I TOOK SOME TIME OFF OVER THE SUMMER, away from data visualizations. It’s good to get away from time to time, but oh boy did I miss out.
I wasn’t gone long, but in the short time I was gone people came up with some wonderful things.
Let me dive back into it with some joyful dataviz.
Claus Wilke (Twitter) authored a new R package for creating joy plots ( LINK for ggjoy vignette). See also this post from Revolution Analytics with some other joyplot examples and some more background. Let’s try them out.
As David Smith over at Revolution Analytics points out, the plots can obscure some data. Nevertheless I find them evocative enough that some data obfuscation might be worth the interest they create. I dunno, let’s try it out.
We’ll pick up with a data frame called
df.metro that looks like so:
The variable hpi is the house price index (normalized so that January 2000 = 100). The variables
hpa12 are the one-month and 12-month percent changes in the house price index. The other variables tell us the date, the metro name (
geo), the primary state for the metro area, the year and the month.
Let’s construct a joyplot showing how the 12-month appreciation in house prices varies across metro areas by year.
This plot shows the time series history of metro house price appreciation. We can see the wide dispersion during the housing bust, when some metros saw house prices decline by more than 20 percent annually.

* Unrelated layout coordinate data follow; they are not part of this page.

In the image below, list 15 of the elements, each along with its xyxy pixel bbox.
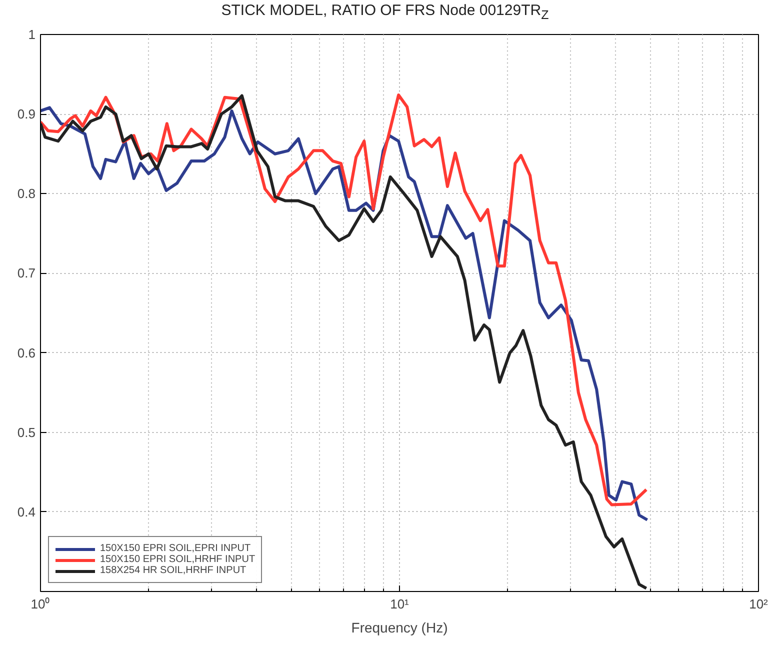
y-tick-label: 0.7 xyxy=(17,266,36,281)
y-tick-label: 0.8 xyxy=(17,186,36,202)
legend-label: 150X150 EPRI SOIL,HRHF INPUT xyxy=(100,554,256,565)
x-axis-title: Frequency (Hz) xyxy=(351,620,448,636)
y-tick-label: 0.9 xyxy=(17,106,36,122)
x-tick-label: 10¹ xyxy=(390,596,410,612)
legend-label: 158X254 HR SOIL,HRHF INPUT xyxy=(100,565,246,576)
x-tick-label: 10² xyxy=(749,596,769,612)
legend-label: 150X150 EPRI SOIL,EPRI INPUT xyxy=(100,543,251,554)
y-tick-label: 0.5 xyxy=(17,424,36,440)
y-tick-label: 0.6 xyxy=(17,345,36,360)
y-tick-label: 1 xyxy=(28,27,36,42)
x-tick-label: 10⁰ xyxy=(30,596,50,612)
chart-title: STICK MODEL, RATIO OF FRS Node 00129TR$_{Z}$ xyxy=(220,1,550,24)
y-tick-label: 0.4 xyxy=(17,504,36,520)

Let’s look compare the distributions across two large states, metros in California and metros in Texas.
We can see that while Texas house prices held up pretty well during the Great Recession, many California markets saw big declines. Since then, California has rebounded and in recent years California metros have had faster house price growth than Texas metros.
How about that crazy plot?
In my first plot, I intentionally left off the labels. But it’s just the CA vs TX plot above with all 50 states + D.C. included. Let’s recreate it with a few labels.
I think joyplots work well if there are some important differences across groups. For example, I think they work to highlight seasonal patterns. The graph below shows monthly existing home sales, not seasonally adjusted.
Is it useful?
Joyplots certainly are useful insofar as they make an impression. Other chart types are probably better for many applications. For example, if you really want to compare distributions good old boxplots are hard to beat unless you have a very odd distribution.
But without a doubt, making joyplots is a joyful exercise. And when is joy not useful?
Don’t discount the importance of being able to resonate with your intended audience. It might well be worth it to sacrifice some clarity if it buys us joy.